Tuesday, November 22, 2011

Carnegie Deli, 854 7th Ave., Manhattan

At some point after college, Christmas ceased being fun and turned into a yearly stress. It is a bummer. Maybe having a kid will help bring back what I used to love about it when I was little. I still remember what that was - to sum it all up, it was listening rapturously to Christmas carols alone in our living room, which was lit only by the lights on the tree, eating gingerbread cookies and eyeballing all the sparkly wrapped presents underneath in giddy anticipation.

Guided by nostalgia, I guess, I still long to recapture some elements of that vision at Christmastime, which is why I pounced on a Groupon for the Radio City Music Hall Christmas Spectacular. It is not a show, people: it is a Spectacular, with a capital S. It might be hopelessly cheesy, I was aware, but there was only one way to find out. And the movie "Annie" was a large force in my childhood, so I have always been predisposed to appreciate the Rockettes.

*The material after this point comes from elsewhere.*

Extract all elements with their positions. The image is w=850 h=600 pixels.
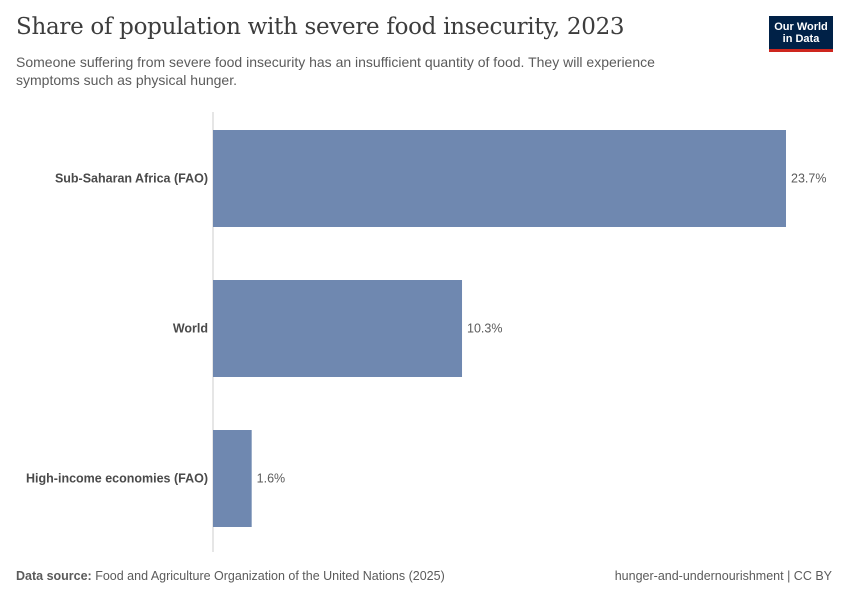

My friend Erin accepted an offer to go with me, and we went first to Carnegie Deli in Midtown, as if the Rockettes weren't enough touristy cliche for one evening (I had been to the Deli once before, in 2000 - as a tourist!). I had a pastrami sandwich and it was awesome. It was simply a gigantic pile o'pastrami with a sort of an afterthought of rye bread on either side, not enough to even come close to covering the meat. Mustard on the side was its only accoutrement, which is fine by this carnivore. I ate half of it, somehow (baby must have been pulling her weight), and got the other half to go. We were stuffed. And then we ordered a massive slab of cheesecake, incomprehensibly. And we made a good dent in that too. And then I got the rest of that slab boxed to go as well.

I should mention here that despite it being a tourist destination, the experience at Carnegie was very pleasant. We were seated immediately (at 6:30 or so), and our waiter was uncommonly nice. They put multiple parties together at the same table but we had no one next to us for most of our meal, and even after some tourists were seated there, it didn't feel intrusive.

Erin heroically hid my leftovers in her large bag when we went to the theater, for which I am even more grateful having just polished off said leftovers for lunch. To leave them behind would have been a tragedy.

The show was as anticipated: a mix of glitzy fun and schmaltzy boring. The numbers with the Rockettes were mostly great. I particularly enjoyed their "12 Days of Christmas" routine, and "Parade of the Wooden Soldiers," which is apparently a staple from the original 1933 show and features them wonderfully falling down like dominoes in slow motion. The 3D movie bits didn't add anything (and hello, isn't it already 3D when you see a show live?). A story about a mother looking for a gift for her daughter was at the same time deeply annoying, yawn-inducingly boring, and appallingly syrupy. Dancing Santas were fun; one Santa making transitions between songs was awkward. I liked the splendor of the nativity scene at the end, which also dates to 1933 as I understand it.